In operation, as will be known to those of ordinary skill in the art, signal 22, when logically high, activates transistor 33. Such transistor activation causes current to flow from the voltage source 36 through tile drain of transistor 33 and onto bus 40'. Signal 20, when logically high, activates transistor 34. Such transistor activation provides a current path from bus 40' to electrical ground 38. Concomitant deactivation of transistors 33 and 34 (i.e. when signals 20 and 22 are each logically low) places bus 40' in a tri or high impedance state and prevents current from either sourced or sunk.

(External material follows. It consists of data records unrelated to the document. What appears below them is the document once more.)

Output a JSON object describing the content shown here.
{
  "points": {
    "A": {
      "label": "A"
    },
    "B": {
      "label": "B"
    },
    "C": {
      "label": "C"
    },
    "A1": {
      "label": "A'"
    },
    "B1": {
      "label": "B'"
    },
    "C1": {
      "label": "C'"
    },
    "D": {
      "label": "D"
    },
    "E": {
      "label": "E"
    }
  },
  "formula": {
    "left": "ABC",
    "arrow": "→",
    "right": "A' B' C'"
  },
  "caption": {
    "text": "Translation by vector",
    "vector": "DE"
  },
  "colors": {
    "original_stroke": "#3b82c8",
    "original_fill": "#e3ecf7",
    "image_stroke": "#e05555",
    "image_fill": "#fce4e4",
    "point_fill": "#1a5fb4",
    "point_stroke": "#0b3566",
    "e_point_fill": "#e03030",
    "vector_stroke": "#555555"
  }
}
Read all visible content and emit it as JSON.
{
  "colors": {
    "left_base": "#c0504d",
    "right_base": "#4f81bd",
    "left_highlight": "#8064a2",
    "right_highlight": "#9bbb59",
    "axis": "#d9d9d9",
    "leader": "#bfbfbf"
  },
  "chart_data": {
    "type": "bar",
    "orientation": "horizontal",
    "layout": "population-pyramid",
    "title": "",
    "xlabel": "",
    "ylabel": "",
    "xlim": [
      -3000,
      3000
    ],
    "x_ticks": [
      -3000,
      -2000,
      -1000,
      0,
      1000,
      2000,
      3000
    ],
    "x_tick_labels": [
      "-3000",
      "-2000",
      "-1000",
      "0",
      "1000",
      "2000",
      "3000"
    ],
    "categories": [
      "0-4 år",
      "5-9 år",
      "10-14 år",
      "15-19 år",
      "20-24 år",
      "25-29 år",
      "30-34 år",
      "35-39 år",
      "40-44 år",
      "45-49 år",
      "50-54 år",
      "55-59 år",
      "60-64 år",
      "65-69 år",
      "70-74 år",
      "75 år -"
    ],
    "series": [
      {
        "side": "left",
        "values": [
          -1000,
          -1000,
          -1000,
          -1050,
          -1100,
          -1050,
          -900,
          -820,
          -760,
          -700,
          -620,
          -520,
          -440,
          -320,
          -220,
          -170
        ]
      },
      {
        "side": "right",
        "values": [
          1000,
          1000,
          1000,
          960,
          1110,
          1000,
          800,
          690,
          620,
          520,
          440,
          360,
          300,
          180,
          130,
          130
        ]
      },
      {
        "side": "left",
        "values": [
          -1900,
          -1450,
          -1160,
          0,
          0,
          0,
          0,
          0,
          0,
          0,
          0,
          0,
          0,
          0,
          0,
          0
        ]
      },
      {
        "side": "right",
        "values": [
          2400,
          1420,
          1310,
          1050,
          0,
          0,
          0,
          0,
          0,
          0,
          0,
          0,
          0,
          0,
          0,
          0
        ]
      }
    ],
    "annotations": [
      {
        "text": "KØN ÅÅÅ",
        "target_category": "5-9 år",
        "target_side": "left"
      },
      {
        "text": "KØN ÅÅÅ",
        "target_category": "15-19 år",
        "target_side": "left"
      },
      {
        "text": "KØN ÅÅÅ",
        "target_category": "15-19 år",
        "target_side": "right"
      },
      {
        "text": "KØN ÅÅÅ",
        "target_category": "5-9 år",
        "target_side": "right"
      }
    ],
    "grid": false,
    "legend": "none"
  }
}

As will be appreciated, inverters 26, 28, and 32 cooperate with transistor 33 to selectively generate current to bus 40' while inverters 30 and 32 cooperate with transistor 34 to provide a "current sink" circuit. Since these circuits are dissimilar (i.e. each having a different number of circuit elements 26, 28, 30 and 31, 32), they activate respective transistors 33 and 34 at different time intervals after receipt of respective signals 22, 20. These different activation time intervals are caused by the cumulative delay differences between the respective first phase comparator output signal reception element (i.e. 26 or 30) and the respective target transistor (i.e. 33 or 34). These delay disparities result in many of the previously-discussed difficulties.

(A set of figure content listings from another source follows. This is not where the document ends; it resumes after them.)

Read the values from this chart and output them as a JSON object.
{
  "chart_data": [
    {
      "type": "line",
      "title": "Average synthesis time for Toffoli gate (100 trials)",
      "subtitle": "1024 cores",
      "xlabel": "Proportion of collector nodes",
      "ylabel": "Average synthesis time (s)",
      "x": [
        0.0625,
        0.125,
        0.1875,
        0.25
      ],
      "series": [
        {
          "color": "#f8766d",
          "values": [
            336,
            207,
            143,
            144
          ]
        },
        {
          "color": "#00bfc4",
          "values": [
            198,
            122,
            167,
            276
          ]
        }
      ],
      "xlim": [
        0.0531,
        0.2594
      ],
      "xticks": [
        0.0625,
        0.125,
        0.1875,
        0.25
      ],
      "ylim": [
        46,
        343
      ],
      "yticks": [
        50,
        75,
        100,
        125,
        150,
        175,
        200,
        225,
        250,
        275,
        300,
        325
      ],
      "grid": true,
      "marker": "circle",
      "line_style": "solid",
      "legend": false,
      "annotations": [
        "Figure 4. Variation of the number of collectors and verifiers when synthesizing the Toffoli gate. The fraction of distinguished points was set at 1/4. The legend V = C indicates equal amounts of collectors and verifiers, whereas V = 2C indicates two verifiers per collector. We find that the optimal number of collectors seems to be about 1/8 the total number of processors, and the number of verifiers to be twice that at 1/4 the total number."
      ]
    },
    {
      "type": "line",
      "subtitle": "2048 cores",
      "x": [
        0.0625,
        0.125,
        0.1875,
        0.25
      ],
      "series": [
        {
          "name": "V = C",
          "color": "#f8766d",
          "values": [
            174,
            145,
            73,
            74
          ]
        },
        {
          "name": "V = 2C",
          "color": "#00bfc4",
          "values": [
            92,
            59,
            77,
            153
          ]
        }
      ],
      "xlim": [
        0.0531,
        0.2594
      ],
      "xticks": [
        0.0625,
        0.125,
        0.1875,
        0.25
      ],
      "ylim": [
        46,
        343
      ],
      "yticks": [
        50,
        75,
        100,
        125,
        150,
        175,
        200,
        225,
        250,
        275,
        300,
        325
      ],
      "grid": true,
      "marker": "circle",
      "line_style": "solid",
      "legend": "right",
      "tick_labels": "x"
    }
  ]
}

Moreover, since transistors 33 and 34 are normally operated in a low impedance output state it is difficult, due to transistor fabrication constraints, to match such dissimilar N-type and P-type transistors. Such matching difficulties in combination with variations in the current output from the voltage source causes unequal current source and sink amplitudes. It should be apparent to those of ordinary skill in the art that such amplitude differences will degrade charge pump performance.

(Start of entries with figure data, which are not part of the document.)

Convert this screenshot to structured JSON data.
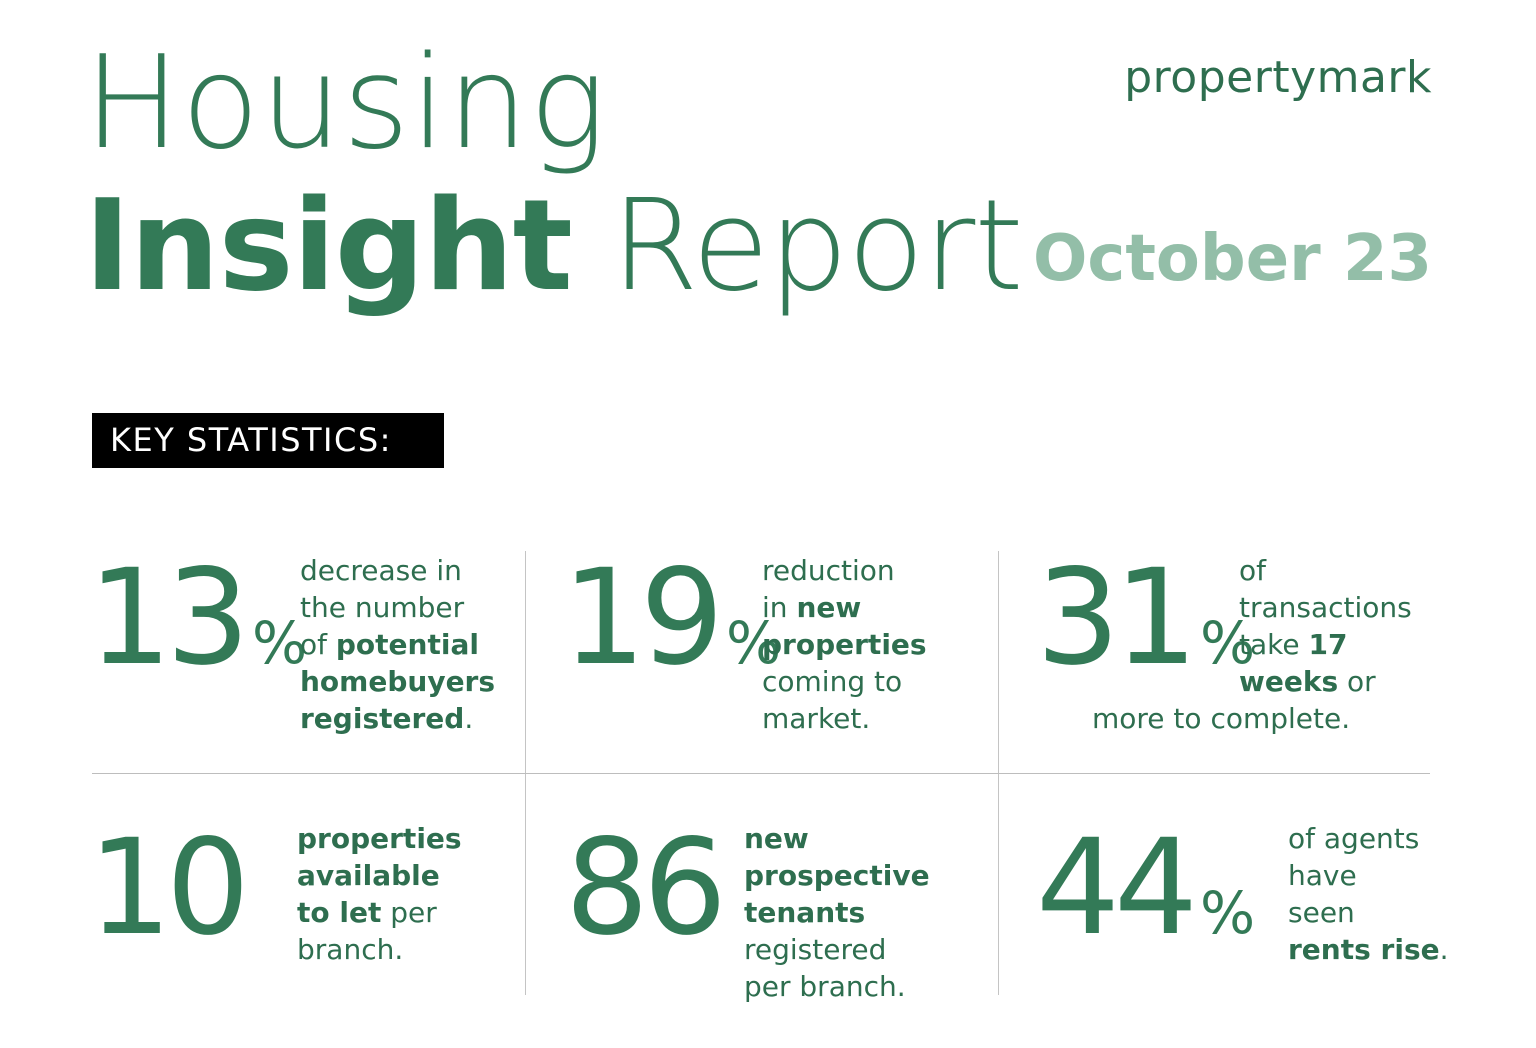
{
  "header": {
    "title_line1": "Housing",
    "title_bold": "Insight",
    "title_light": "Report",
    "brand": "propertymark",
    "date": "October 23"
  },
  "section_label": "KEY STATISTICS:",
  "percent_sign": "%",
  "stats": [
    {
      "value": "13",
      "unit": "%",
      "parts": [
        "decrease in",
        "the number",
        "of ",
        "potential",
        "homebuyers",
        "registered",
        "."
      ]
    },
    {
      "value": "19",
      "unit": "%",
      "parts": [
        "reduction",
        "in ",
        "new",
        "properties",
        "coming to",
        "market."
      ]
    },
    {
      "value": "31",
      "unit": "%",
      "parts": [
        "of",
        "transactions",
        "take ",
        "17",
        "weeks",
        " or",
        "more to complete."
      ]
    },
    {
      "value": "10",
      "unit": "",
      "parts": [
        "properties",
        "available",
        "to let",
        " per",
        "branch."
      ]
    },
    {
      "value": "86",
      "unit": "",
      "parts": [
        "new",
        "prospective",
        "tenants",
        "registered",
        "per branch."
      ]
    },
    {
      "value": "44",
      "unit": "%",
      "parts": [
        "of agents",
        "have",
        "seen",
        "rents rise",
        "."
      ]
    }
  ]
}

Referring now to FIG. 3, there is shown a second prior art charge pump circuit 24" which differs from circuit 24' by the use of bipolar transistors 35 and 37 and respective biasing resistors 39, 41, 42, and 43 in place of transistors 33 and 34. Specifically, resistors 42 and 43 are respectively coupled to the base and emitter of transistors 35 and 37. Resistors 41 and 39 are respectively coupled to inverters 30' and 32' and to resistors 42 and 43.
The operation of circuit 24" is substantially similar to that of circuit 24' in that logically high signals 22 and 20 respectively cause current to flow from the collector of transistors 35 and 37, thereby selectively sourcing and sinking current. When signals 22 and 20 are logically low, resistor pairs 41, 42 and 39, 43 respectively provide a path which applies the potential of source 36' to the base of transistor 35 and discharges current from the base of transistor 37 to ground, thereby preventing substantially any current from being sourced or sunk.
While circuit 24" adequately and selectively sources and sinks current it suffers from the same drawbacks as previously described with respect to circuit 24'. Moreover, it should be appreciated that circuits 24' and 24" have been described without reference to the manner in which signal 18 (shown and previously described with reference to FIG. 1) is generated. Such description is not necessary to adequately illustrate the various deficiencies associated with these prior charge pump circuits.
Therefore, there is a need to provide a charge pump circuit having substantially identical source and sink current amplitudes, substantially identical source and sink activation time intervals, relatively low static power utilization, and having currents that are relatively insensitive to variations in voltage supply output current.